Today marks the 40 year anniversary of the assassination of Dr. Martin Luther King, Jr. There were a ton of different glossys I could have gone with to accompany this post - the brothers pointing from the balcony in the direction of the shot, the brothers huddled around Martin's lifeless body pressing a handkerchief to the side of his face where the bullet removed half his jaw, but I prefer this one. A simple picture of Martin gettin' his laugh on.
It's hard to imagine the pressures and burdens that Martin had to deal with on a daily basis as the civil rights movement was building to critical mass, but by all accounts, Martin liked to get his laugh on as well and I'm sure it helped him as it helped many folks in the southside nation make it through those dark times - laughin' to keep from cryin'. Laughter, like love is a powerful thing, y'all. Don't underestimate it.
What's also hard to imagine is what it felt like the day Martin got shot - a man who carried the hopes of the southside nation everywhere he went, a man who the southside nation could look to and see hope. To have that snatched away so suddenly and so violently must have been nearly unbearable...
A few days ago, when Smooth Barack was campaigning in Indiana, he referred to the speech Robert Kennedy made the night he learned that Martin had been assassinated.
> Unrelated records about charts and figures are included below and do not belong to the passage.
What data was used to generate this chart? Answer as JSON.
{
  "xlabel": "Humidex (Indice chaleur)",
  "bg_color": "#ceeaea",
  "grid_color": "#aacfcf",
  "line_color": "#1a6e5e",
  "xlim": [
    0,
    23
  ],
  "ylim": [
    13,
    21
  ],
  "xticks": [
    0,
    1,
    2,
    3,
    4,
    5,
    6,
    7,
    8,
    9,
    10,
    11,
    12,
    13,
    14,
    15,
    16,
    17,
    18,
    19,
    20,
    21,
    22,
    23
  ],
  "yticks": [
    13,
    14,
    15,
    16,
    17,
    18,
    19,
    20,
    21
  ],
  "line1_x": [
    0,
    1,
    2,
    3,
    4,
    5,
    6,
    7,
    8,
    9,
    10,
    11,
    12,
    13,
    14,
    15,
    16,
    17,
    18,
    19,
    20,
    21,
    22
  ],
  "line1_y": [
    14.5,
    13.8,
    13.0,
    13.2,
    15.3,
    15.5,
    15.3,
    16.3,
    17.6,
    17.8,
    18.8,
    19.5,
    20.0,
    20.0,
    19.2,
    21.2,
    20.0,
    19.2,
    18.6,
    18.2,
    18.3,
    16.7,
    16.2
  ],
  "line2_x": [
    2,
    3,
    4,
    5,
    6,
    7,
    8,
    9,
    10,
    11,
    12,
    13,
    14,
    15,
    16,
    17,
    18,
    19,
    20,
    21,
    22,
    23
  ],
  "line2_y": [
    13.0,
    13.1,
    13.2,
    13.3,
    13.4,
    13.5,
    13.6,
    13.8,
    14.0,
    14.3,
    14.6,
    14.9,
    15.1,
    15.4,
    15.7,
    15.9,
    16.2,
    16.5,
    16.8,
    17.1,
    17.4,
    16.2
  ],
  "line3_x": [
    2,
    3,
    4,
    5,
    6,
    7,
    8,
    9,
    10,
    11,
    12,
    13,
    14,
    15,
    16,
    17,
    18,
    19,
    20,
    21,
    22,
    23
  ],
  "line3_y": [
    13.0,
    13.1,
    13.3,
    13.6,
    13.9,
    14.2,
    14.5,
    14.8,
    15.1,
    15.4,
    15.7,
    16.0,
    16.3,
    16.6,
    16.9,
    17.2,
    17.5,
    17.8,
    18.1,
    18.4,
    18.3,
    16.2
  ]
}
Kennedy was campaigning at the time for the '68 Democratic Presidential nomination and the room he addressed was full of southsiders who had yet to hear the terrible news. Kennedy's handlers tried to get him to skip the event, but he attended to deliver the news and give them something to think about. It's a short speech but powerful in its message - a message that I believe that Smooth Barack is still trying to get across to this day. One passage in particular rings true for ol Ty:
"What we need in the United States is not division; what we need in the United States is not hatred; what we need in the United States is not violence and lawlessness, but is love and wisdom, and compassion toward one another, and a feeling of justice toward those who still suffer within our country, whether they be white or whether they be black."
We'd all do well to pause for the cause and absorb these words.
Sleep well, brother Martin. Rest in peace knowing that your sacrifice was not in vain and that the message you planted decades ago in soil watered by your blood and the blood of others like you is growing stronger by the day and one fall day may soon begin bearing significant fruit.